Audi targets pre‑Christmas fire‑up as 2026 assault moves into gear
Audi’s first works Formula 1 challenger is about to make a very loud first impression. Team boss Jonathan Wheatley says the brand‑new hybrid power unit will be fired up in the back of Audi’s first F1 chassis before Christmas, as the Sauber name exits the grid and the German marque steps fully into the spotlight for 2026.
“We’re bringing together a brand new power unit with a chassis for the first time and we’re firing it up before Christmas. I can’t remember ever doing that,” Wheatley told media after Abu Dhabi, framing just how compressed this winter has become for teams and manufacturers preparing for the sweeping 2026 regulations.
It’s aggressive, yes—but this year, it’s practically compulsory. With the off‑season programme pulled forward and multiple teams aiming to shake down their cars ahead of the first private running in Barcelona late January, early milestones have become the norm. “It’s not normal in Formula 1 to do it,” Wheatley admitted. “It is normal for everybody this year.”
Even so, Audi won’t be first to make noise. Honda beat everyone to the punch, sharing the sound of its 2026‑spec 1.6‑litre V6 hybrid last week—an unsubtle reminder that engine parity in concept doesn’t mean parity in execution.
Speculation has swirled around a low‑key Audi filming day as soon as January 9 at the Circuit de Barcelona‑Catalunya, well before the paddock gathers for more structured private running later in the month. As you’d expect, no one in Neuburg or Hinwil is confirming a thing. The early laps, for Audi and others, will be about systems, sensors, and silence—at least publicly. Expect closed doors and long nights.
For Wheatley, those days are just chapters in a longer book. “You’re not going to know until Melbourne,” he said of Audi’s true competitive level. “Perhaps not even Melbourne. Probably need to be four races into the season before we can actually build a picture of our performance.”
The stakes are obvious. After 32 years, the Sauber badge disappears this winter as the Swiss outfit becomes Audi’s full factory team, building both its chassis and power unit for the new ruleset. The to‑do list is vast. “I can’t begin to tell you; running the Formula 1 team this year has been one thing,” Wheatley said. “Getting ourselves ready to become the Audi Formula 1 team next year—you can imagine the expectation, the pressure on us, internally, on every single department. Every sign in the factory, every single thing, has to be different.”
Wheatley’s arrival last year after close to two decades helping shape Red Bull’s race‑day machine brought a clear brief: define the gaps, and close them.

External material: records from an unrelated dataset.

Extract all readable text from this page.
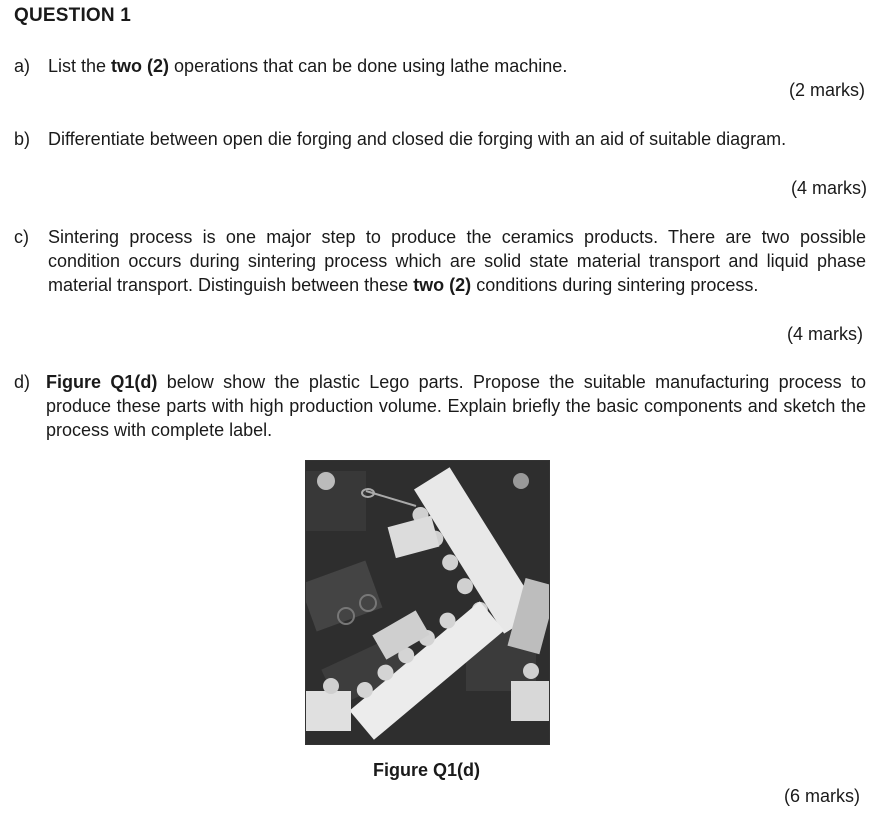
QUESTION 1
a) List the two (2) operations that can be done using lathe machine.
(2 marks)
b) Differentiate between open die forging and closed die forging with an aid of suitable diagram.
(4 marks)
c) Sintering process is one major step to produce the ceramics products. There are two possible condition occurs during sintering process which are solid state material transport and liquid phase material transport. Distinguish between these two (2) conditions during sintering process.
(4 marks)
d) Figure Q1(d) below show the plastic Lego parts. Propose the suitable manufacturing process to produce these parts with high production volume. Explain briefly the basic components and sketch the process with complete label.
Figure Q1(d)
(6 marks)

The verdict so far is blunt. “There’s been a significant lack of capital investment in the team over the last 15 years,” he said. That’s changing. Headcount has jumped from roughly 300 to near 700, the team has expanded into an additional facility up the road from the original Hinwil base, and the main building beside the wind tunnel has undergone a serious refurb. “It’s going to be nice to have an office that doesn’t feel like it was built in the 1970s! But it’s a sign of our ambition, and, for me, it’s been a challenging year.”
There’s also the UK play. Audi’s technology centre at Bicester Motion—announced to tap into Motorsport Valley’s deep talent pool—is designed to complement the Hinwil hub. It won’t meaningfully influence the first iteration of the 2026 car, but it’s coming. “The plan for that was to really ramp up in 2026,” Wheatley noted. “It was about establishing it, getting a framework there, and then ramping up through ’26.”
For all the corporate infrastructure, the heart of this moment is still visceral: a power unit barking into life for the first time in its own car. Audi gave everyone a taste of its intent with the striking R26 concept earlier this year. Now comes the tangible, oily, stress‑testing bit that tells engineers where fantasy meets CFD.
If you’re looking for tea leaves to read, don’t expect Audi—or anyone—to pour you a cup before the season settles. Those early shakedowns will be about validation rather than lap time, and the first competitive picture won’t come until the calendar gets some mileage. The grid will talk a big game; the stopwatch will talk louder.
Between now and the holidays, Audi’s job is simple to say and fiendishly complex to execute: mate a fresh hybrid to a new chassis, light it up, and make the data make sense. Do that cleanly and Hinwil heads into January with momentum—and a little less mystery.